Die Ausbildung „Technische Hilfeleistung“ wird an verschiedenen Standorten im Landkreis angeboten. Sie umfasst 35 Unterrichtsstunden, die an zwei Wochenenden absolviert werden. Zu Beginn steht die Theorie, gefolgt von der Praxis, einer schriftlichen Leistungskontrolle sowie einer Einsatzübung. Als Technische Hilfeleistung gelten bundesweit Maßnahmen zur Abwehr von Gefahren für Leben, Gesundheit oder Sachen, die aus Explosionen, Überschwemmungen, Unfällen und ähnlichen Ereignissen resultieren.

An den letzten beiden Wochenenden fand in Tangermünde im Feuerwehrdomizil und auf dem Übungsgelände Lüderitzer Straße diese Ausbildung statt – bereits zum 15. Mal. Dies stehe für eine gute Ausbildung der Brandschützer durch Kameraden der Tangermünder Ortswehr.

Mit dabei waren 20 Kräfte aus dem Landkreis. Sie lernten mit den zur Verfügung stehenden Mitteln, effektiv eine Rettung von Personen zum Beispiel bei Unfällen durchzuführen. Es kamen Hebekissen zum Einsatz. Auch hier war das richtige Unterbauen, diesmal mit Holzteilen, für die eigene Sicherheit und die des zu Rettenden vorrangig. Die Unterweisung zur Handhabung von Motorkettensäge, Plasmaschneidgerät, Trennschleifer und der hydraulische Rettungssatz standen ebenso auf dem Plan wie Stiche und Bunde. So war es für die Brandschützer einfach, mittels bestimmter Knoten und zwei Steckleiterteilen diese so zu verbinden, dass ein Kamerad auf der einen Seite hinauf und auf der anderen hinunterklettern konnte.

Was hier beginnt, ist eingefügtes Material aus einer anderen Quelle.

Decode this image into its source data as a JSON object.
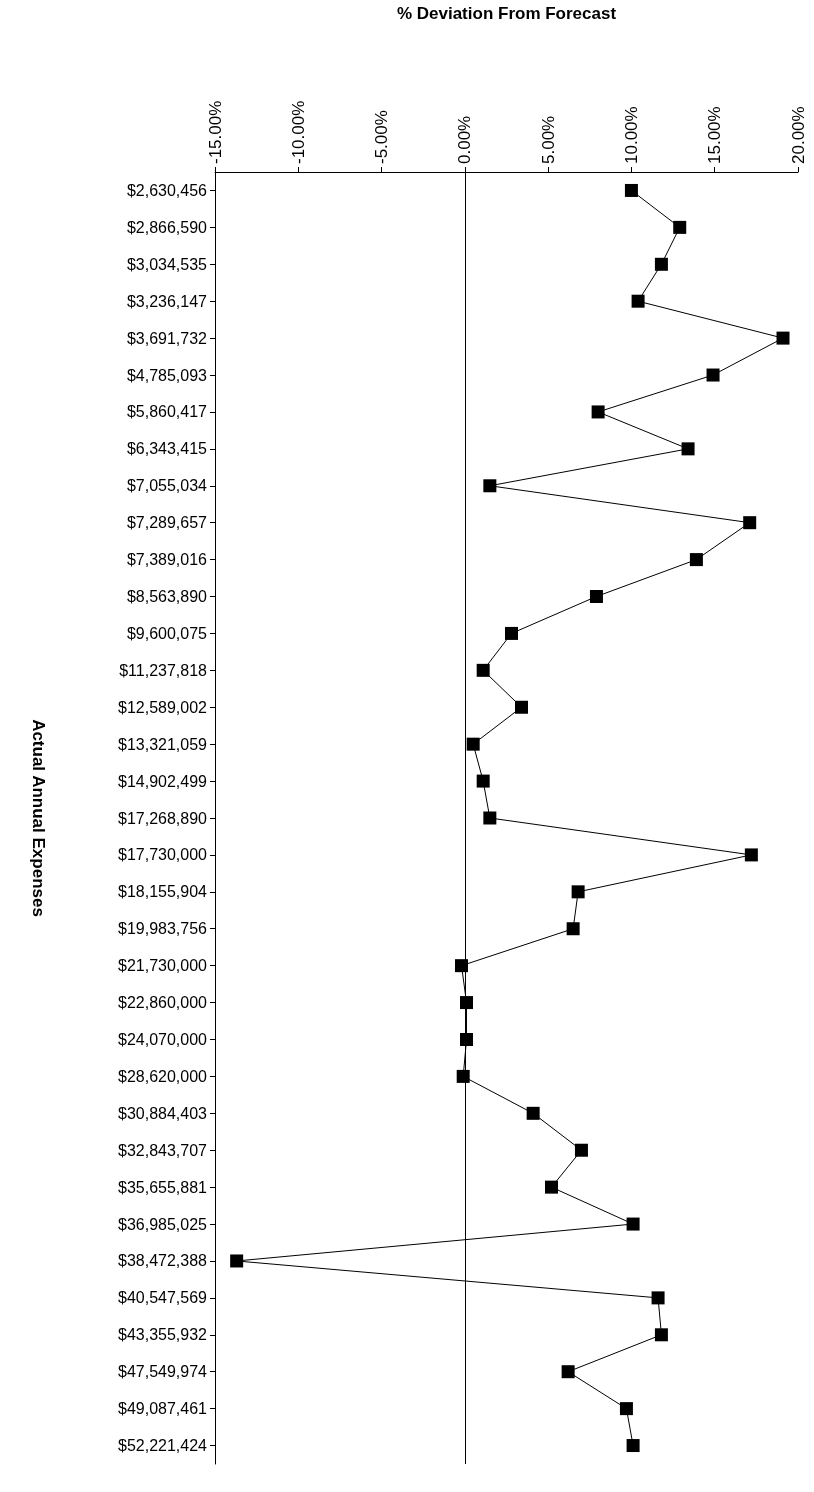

Die Übungsfahrzeuge, allesamt abgemeldete Schrottautos, stellte der Landkreis zur Verfügung. An der Karosserie wurde gesägt und mit der Trennscheibe trainiert. Ein weiteres Fahrzeug bearbeiteten die Aktiven mit einem Körner, um die Scheiben zu öffnen sowie mit Schere und Spreizer.